Sweep picking

Uit Wikipedia, de vrije encyclopedie

Sweep picking is een gitaarspeltechniek waarbij noten op meerdere opeenvolgende snaren in een enkele (opgaande of neergaande) beweging na elkaar aangeslagen worden. Het grote verschil met het spelen van een arpeggio is dat bij het aanslaan van een noot de vorige noot niet doorklinkt. Sweep picking vergt een gecontroleerde samenwerking van beide handen om het fretten van de noot en het aanslaan van de snaar synchroon te laten verlopen. Sweep picking wordt door veel gitaristen gebruikt om arpeggio's op zeer hoge snelheden te spelen.

Geschiedenis[bewerken | brontekst bewerken]

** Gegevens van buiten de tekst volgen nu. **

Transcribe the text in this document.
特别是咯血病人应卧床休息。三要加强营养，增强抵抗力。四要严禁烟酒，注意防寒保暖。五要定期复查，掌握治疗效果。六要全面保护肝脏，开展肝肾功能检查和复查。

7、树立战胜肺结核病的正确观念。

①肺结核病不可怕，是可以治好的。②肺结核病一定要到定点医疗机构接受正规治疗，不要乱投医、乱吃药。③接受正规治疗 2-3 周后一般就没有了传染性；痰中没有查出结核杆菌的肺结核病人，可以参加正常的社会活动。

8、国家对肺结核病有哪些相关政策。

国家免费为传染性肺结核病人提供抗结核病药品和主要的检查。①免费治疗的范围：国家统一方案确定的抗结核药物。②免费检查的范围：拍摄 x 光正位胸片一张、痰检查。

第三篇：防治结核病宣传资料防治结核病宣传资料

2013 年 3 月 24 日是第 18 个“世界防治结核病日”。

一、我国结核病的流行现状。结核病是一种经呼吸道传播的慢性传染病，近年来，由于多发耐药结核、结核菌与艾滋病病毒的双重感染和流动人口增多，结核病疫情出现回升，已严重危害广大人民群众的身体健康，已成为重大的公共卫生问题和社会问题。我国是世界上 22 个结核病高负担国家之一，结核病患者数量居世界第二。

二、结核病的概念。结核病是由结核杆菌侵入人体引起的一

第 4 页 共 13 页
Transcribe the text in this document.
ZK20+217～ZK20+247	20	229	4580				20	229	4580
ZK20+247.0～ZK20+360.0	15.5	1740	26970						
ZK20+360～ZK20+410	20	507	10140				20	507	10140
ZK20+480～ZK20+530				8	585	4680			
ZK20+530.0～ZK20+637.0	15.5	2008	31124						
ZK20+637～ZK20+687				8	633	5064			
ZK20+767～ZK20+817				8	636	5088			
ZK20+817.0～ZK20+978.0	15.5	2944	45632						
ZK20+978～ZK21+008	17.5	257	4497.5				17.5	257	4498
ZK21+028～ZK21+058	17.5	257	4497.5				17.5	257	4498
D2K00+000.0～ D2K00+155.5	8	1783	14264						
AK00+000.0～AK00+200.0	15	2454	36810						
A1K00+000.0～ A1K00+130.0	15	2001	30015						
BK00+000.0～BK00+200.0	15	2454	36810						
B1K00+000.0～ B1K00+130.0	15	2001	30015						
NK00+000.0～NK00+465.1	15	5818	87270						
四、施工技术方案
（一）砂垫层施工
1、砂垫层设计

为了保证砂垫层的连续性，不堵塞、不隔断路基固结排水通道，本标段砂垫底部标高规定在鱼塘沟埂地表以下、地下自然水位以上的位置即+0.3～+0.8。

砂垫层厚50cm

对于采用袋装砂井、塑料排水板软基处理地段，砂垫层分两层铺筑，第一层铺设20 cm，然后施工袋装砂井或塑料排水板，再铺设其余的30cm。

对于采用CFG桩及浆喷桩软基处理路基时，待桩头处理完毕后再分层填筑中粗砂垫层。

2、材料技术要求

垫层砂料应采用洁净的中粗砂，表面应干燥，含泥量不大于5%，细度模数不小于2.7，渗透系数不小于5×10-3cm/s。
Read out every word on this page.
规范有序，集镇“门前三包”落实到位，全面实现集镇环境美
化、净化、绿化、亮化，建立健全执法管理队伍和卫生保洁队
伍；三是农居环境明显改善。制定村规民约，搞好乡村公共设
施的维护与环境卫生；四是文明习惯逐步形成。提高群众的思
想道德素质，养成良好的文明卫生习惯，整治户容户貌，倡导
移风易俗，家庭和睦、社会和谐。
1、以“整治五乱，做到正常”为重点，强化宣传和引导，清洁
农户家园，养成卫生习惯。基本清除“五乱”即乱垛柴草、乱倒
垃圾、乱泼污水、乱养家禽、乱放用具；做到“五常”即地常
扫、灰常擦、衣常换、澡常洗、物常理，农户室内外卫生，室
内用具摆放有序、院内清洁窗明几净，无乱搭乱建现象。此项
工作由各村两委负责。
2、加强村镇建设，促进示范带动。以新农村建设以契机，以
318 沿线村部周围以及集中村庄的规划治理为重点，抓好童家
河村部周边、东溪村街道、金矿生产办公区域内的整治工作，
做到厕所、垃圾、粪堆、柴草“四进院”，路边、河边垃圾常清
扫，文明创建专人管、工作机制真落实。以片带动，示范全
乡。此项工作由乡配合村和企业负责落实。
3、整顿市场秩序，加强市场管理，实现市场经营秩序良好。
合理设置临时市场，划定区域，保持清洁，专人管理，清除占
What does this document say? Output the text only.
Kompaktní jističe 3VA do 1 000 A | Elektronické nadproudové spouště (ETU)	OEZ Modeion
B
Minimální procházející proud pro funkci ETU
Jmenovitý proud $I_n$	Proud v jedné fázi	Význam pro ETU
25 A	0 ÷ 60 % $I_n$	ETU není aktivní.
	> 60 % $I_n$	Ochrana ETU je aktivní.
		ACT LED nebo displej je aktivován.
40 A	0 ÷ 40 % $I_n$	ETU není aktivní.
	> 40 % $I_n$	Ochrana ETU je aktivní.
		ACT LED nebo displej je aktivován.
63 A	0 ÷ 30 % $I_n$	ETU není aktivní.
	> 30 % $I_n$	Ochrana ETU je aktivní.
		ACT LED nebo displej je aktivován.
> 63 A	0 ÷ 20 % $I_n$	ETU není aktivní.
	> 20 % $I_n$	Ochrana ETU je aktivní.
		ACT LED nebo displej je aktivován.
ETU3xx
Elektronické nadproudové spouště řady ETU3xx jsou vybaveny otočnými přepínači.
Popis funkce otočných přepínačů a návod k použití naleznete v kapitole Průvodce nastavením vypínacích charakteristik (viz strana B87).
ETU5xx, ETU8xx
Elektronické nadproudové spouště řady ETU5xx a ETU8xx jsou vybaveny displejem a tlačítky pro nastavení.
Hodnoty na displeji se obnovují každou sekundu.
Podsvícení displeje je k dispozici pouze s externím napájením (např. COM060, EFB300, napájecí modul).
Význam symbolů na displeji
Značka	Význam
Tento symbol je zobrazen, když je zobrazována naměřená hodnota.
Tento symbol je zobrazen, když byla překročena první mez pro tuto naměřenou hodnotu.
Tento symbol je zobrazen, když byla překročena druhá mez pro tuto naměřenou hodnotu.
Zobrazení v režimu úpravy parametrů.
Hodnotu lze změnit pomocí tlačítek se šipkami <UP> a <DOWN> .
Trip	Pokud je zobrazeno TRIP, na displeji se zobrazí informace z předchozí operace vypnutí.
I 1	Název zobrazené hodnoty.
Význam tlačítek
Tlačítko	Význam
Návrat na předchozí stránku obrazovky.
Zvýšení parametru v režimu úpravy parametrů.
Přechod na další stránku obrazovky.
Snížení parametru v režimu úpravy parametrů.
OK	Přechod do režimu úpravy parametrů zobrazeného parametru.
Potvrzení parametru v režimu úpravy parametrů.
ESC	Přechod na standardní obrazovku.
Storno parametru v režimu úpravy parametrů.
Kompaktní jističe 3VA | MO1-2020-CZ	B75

Sweep picking werd in de jaren vijftig door jazz-gitaristen zoals Les Paul, Barney Kessel, Tal Farlow en country-gitarist Chet Atkins gebruikt. Later, binnen de rockmuziek, maakte ook Deep Purple-gitarist Ritchie Blackmore er gebruik van. Jazzfusion-gitarist Frank Gambale wordt gezien als de meest innovatieve en veelzijdige sweep picker. In de jaren 80 werd sweep picking bekend door het gebruik van shred-gitaristen zoals Yngwie Malmsteen, Tony MacAlpine, Jason Becker en Marty Friedman.[1]

Referenties[bewerken | brontekst bewerken]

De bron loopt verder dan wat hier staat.